Internationally respected for his turntablism, he was Dr Dre’s first choice to record a guest mix on his inaugural Beats 1 show for Apple Music in 2015, and was one of a select band of artists to perform at Banksy’s pop-up Bemusement Park, Dismaland. His eclectic series of How to Cut & Paste mixtapes offer a uniquely British take on hip-hop music and culture.
DJ Yoda pioneered a new form of audio-visual entertainment, unifying hands-in-the-air clubbing with a night at the movies, chopping and splicing classic movies with the same exceptional style that he repurposes music samples. One of the first DJs to master the art of re-scoring classic films, in 2014 he was commissioned to create DJ Yoda Goes to the Sci-Fi Movies as part of the BFI’s Sonic Cinema event. BBC Radio 6 Music gave him the platform to make history with the world’s first audio-visual radio mix, and, as part of their BBC Music Day, Radio 4 invited Yoda to mash-up the entire station, remixing The Archers, The Shipping Forecast, John Humphries and more in one of his most sublime and surreal adventures yet.
His recent Breakfast of Champions band, plus accompanying eponymous album, is respectively his most cohesive outfit and most coherent musical statement to date. Curated and produced by DJ Yoda, the album is a super-diverse homage to the sampladelic golden age of hip-hop, featuring an 11-strong collective of upcoming UK MCs and musicians.
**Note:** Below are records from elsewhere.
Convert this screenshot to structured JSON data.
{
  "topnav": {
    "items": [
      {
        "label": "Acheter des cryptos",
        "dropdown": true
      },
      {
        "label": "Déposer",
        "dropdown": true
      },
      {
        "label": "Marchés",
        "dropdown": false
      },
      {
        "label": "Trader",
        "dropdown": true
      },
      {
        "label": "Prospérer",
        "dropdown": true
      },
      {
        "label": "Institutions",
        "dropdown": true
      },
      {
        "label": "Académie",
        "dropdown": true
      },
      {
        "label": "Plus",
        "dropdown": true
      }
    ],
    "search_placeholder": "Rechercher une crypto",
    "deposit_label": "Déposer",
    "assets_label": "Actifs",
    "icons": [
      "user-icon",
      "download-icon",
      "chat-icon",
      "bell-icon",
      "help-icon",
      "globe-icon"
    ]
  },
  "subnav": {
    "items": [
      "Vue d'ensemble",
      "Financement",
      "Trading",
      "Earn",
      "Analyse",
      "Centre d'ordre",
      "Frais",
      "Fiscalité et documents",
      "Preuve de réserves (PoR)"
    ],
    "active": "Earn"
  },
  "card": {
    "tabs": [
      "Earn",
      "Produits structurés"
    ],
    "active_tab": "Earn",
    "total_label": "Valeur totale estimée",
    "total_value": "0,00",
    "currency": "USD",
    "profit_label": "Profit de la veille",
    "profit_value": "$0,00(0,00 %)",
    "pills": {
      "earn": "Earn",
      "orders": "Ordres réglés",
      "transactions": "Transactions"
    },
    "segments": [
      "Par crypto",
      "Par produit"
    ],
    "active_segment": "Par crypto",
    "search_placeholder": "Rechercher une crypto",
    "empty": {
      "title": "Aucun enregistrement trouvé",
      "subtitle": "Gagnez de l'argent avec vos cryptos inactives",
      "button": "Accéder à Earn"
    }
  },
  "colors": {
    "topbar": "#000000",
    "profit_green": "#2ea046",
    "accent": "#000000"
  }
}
The band sold out its first two live shows, at Band on the Wall and the Jazz Café, without any promotion, and went on to tour the UK throughout 2015, selling out London’s The Forum and playing to huge festival crowds.
With new studio projects, experimental audio-visual ventures, and his ever-evolving DJ sets taking in a diverse array of styles, genres, decades and continents, things couldn’t be going better for DJ Yoda, and he’s even got used to that name. “I never liked the name DJ Yoda”, he admits. “But here we are now in 2015 and it’s taken on a new significance”. He surveys the DJ scene and considers himself the Last Man Standing. “Because Yoda was the last old master of the craft of being a Jedi where no one else around him is using those original skills”, he furthers. “Suddenly that name has an extra relevance. I turn up to DJ somewhere with my records and turntables and I’m scratching and quick-mixing… And people I see around me DJ-ing don’t do that”.
Long may he continue to be the lone original DJ.